La sonrisa de Damien se suavizó en algo más neutral.
—Nadie importante —. Luego, con un pequeño asentimiento, añadió:
— Solo llámame Damien.
Lizella se movió incómodamente bajo su mirada, pero mientras hablaban, seguía lanzando miradas furtivas a la pequeña criatura gelatinosa que descansaba sobre la cabeza de Damien.
Luton permanecía inmóvil, pegado a Damien como una segunda capa de cabello. Se tambaleaba ocasionalmente, reaccionando a los movimientos cambiantes de su amo, pero sin importar cómo Damien inclinara su cabeza, nunca se movía ni se caía.
Damien suspiró, finalmente reconociendo su curiosidad.
—¿Tienes algo en mente?
Lizella dudó antes de señalar débilmente.
—Esa… cosa en tu cabeza. ¿Qué es?
—Luton —respondió Damien simplemente, alzando la mano para darle una ligera palmadita al Limo Estelar—. Es un compañero mío.
Lizella parpadeó, observando cómo el slime vibraba ligeramente, casi como si estuviera complacido. Abrió la boca para hacer otra pregunta, pero Damien la interrumpió con una pregunta más urgente.
—¿Por qué te perseguían? —preguntó, con voz seria—. Quiero la historia completa.
Lizella dudó antes de asentir. Respiró hondo, calmándose.
—Mi padre —comenzó—, era un Dunter de poca monta. Aunque básicamente había renunciado a la caza de demonios.
—En su lugar, se centró en investigar actividades criminales, especialmente las relacionadas con personas desaparecidas. Hace unas semanas, descubrió información sobre una red de tráfico humano… los Sabuesos Perdidos.
La expresión de Damien se oscureció, pero permaneció en silencio, dejándola continuar.
—Intentaron sobornarlo para que guardara silencio, pero él se negó —continuó Lizella, con la voz temblando ligeramente—. Así que… vinieron por nosotros.
Sus manos se apretaron alrededor de la túnica. —Capturaron a mi padre, a mi madre y a mí. Planeaban vendernos, pero no juntos. Planeaban vender nuestras partes. Dijeron que si nos separaban, sería más fácil mantener sus operaciones ocultas.
Los dedos de Damien se crisparon.
—Mi padre estaba furioso. Contraatacó… y lo mataron —su voz vaciló—. Mi madre—ella trató de ayudarme a escapar. Ella… me empujó lejos mientras ellos…
Se detuvo, su respiración irregular.
—A ella también la mataron —susurró.
Damien exhaló lentamente, sacudiendo la cabeza. «La humanidad realmente es una enfermedad».
Por un momento fugaz, se preguntó si los demonios eran realmente el mayor mal. Comparados con la crueldad de los hombres, los demonios al menos mataban para sobrevivir o alimentarse. Los humanos lo hacían por placer. Por codicia.
Tal vez el mundo realmente necesitaba ser limpiado.

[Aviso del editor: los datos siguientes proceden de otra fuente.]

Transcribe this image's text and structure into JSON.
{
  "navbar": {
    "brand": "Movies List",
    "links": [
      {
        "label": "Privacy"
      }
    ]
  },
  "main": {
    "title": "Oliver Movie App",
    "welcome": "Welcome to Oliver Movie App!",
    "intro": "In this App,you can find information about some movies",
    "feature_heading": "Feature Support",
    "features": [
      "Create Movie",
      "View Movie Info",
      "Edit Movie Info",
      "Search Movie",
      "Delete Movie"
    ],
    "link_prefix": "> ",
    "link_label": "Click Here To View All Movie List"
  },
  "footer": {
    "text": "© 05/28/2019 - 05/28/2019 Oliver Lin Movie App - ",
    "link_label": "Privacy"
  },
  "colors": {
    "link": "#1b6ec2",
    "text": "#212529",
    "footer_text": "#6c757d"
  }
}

Apartó ese pensamiento. No importaba ahora.
Lizella lo miró, su expresión incierta. —Si no hubieras llegado… yo habría sido…
No pudo terminar la frase.
Damien dio un paso adelante y extendió su mano. —¿Quieres venganza?

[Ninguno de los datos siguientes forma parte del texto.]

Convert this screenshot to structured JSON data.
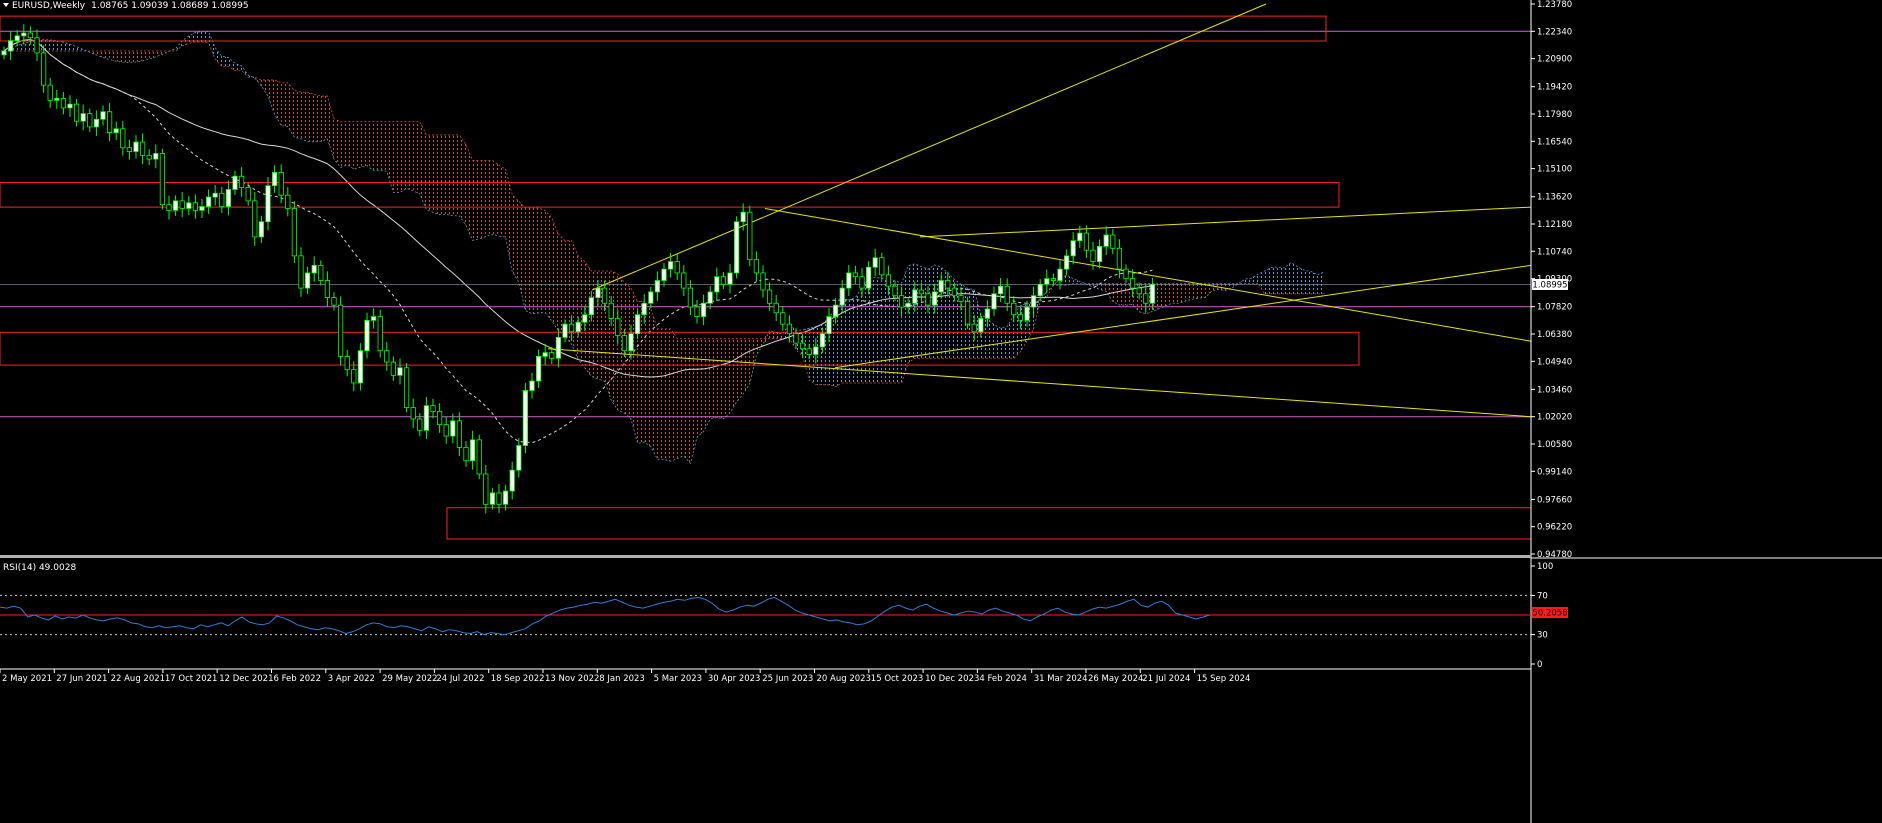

Lizella lo miró sorprendida.
—Yo… —se mordió el labio, sus ojos nublados por la duda—. No tengo la fuerza.
—Eso no es lo que pregunté —dijo Damien con firmeza.

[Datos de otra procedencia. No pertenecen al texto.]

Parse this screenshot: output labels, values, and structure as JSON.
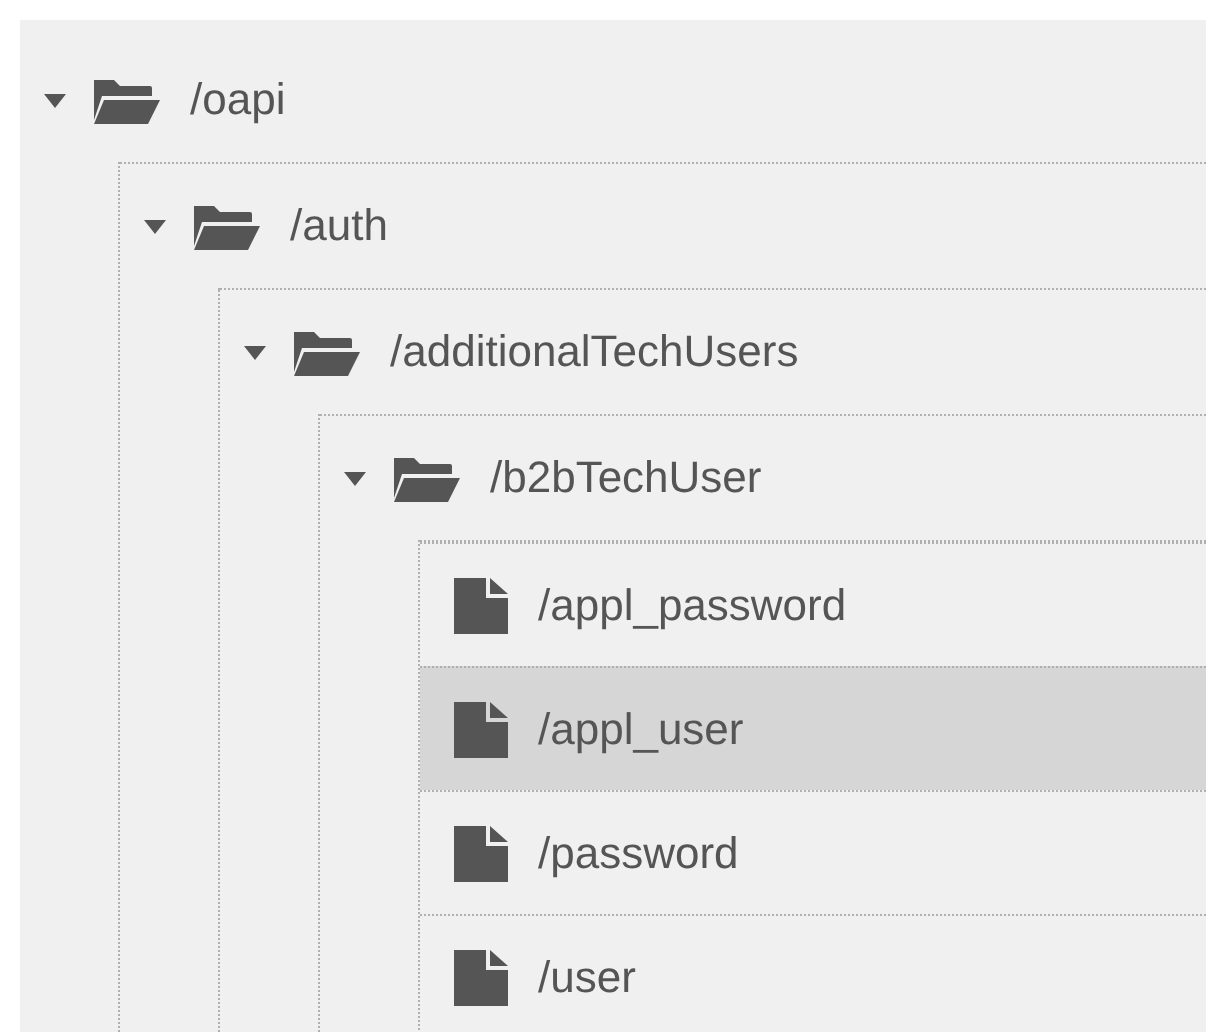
{
  "tree": [
    {
      "kind": "folder",
      "label": "/oapi",
      "expanded": true,
      "selected": false,
      "children": [
        {
          "kind": "folder",
          "label": "/auth",
          "expanded": true,
          "selected": false,
          "children": [
            {
              "kind": "folder",
              "label": "/additionalTechUsers",
              "expanded": true,
              "selected": false,
              "children": [
                {
                  "kind": "folder",
                  "label": "/b2bTechUser",
                  "expanded": true,
                  "selected": false,
                  "children": [
                    {
                      "kind": "file",
                      "label": "/appl_password",
                      "selected": false
                    },
                    {
                      "kind": "file",
                      "label": "/appl_user",
                      "selected": true
                    },
                    {
                      "kind": "file",
                      "label": "/password",
                      "selected": false
                    },
                    {
                      "kind": "file",
                      "label": "/user",
                      "selected": false
                    }
                  ]
                }
              ]
            }
          ]
        }
      ]
    }
  ]
}
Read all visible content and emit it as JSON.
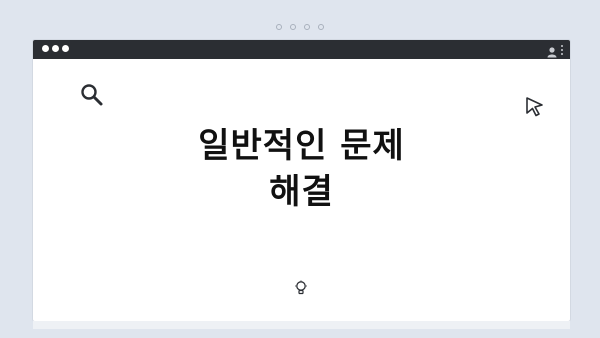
{
  "headline": "일반적인 문제\n해결",
  "icons": {
    "search": "magnifier-icon",
    "cursor": "mouse-pointer-icon",
    "bulb": "lightbulb-icon",
    "user": "user-icon",
    "menu": "kebab-menu-icon"
  },
  "colors": {
    "background": "#dfe5ee",
    "titlebar": "#2b2e33",
    "window": "#ffffff",
    "text": "#111111"
  }
}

La respiración de Lizella se entrecortó. Luego, tras una larga pausa, finalmente asintió. —…Sí.
Damien sonrió con suficiencia, extendiendo la mano para revolver su cabello blanco como la nieve. —Entonces te ayudaré a conseguirla.
Los ojos de Lizella se ensancharon, un destello de algo desconocido cruzando su rostro. Esperanza.
Damien ajustó la túnica sobre ella, asegurándose de que la cubriera adecuadamente antes de guiarla hacia Aquila.
El grifo permaneció inmóvil mientras Damien levantaba a Lizella sobre su lomo.
Algo sobre este momento lo hizo detenerse.
Aquila no dejaba que cualquiera lo montara. La única otra persona a quien se le había concedido ese privilegio—además de él mismo—era Arielle, y eso había sido solo por la influencia de Luton.
Sin embargo, Aquila no se resistió a Lizella. No chilló ni la sacudió. Simplemente aceptó su presencia.
«Interesante».
Descartando el pensamiento por ahora, Damien subió detrás de ella, agarrando las riendas.
—Agárrate —le indicó.
Lizella obedeció, aferrándose a las plumas frente a ella.
Damien sonrió. —Vamos de cacería.
Con un poderoso batir de alas, Aquila se disparó hacia el cielo, persiguiendo a la mujer que había huido.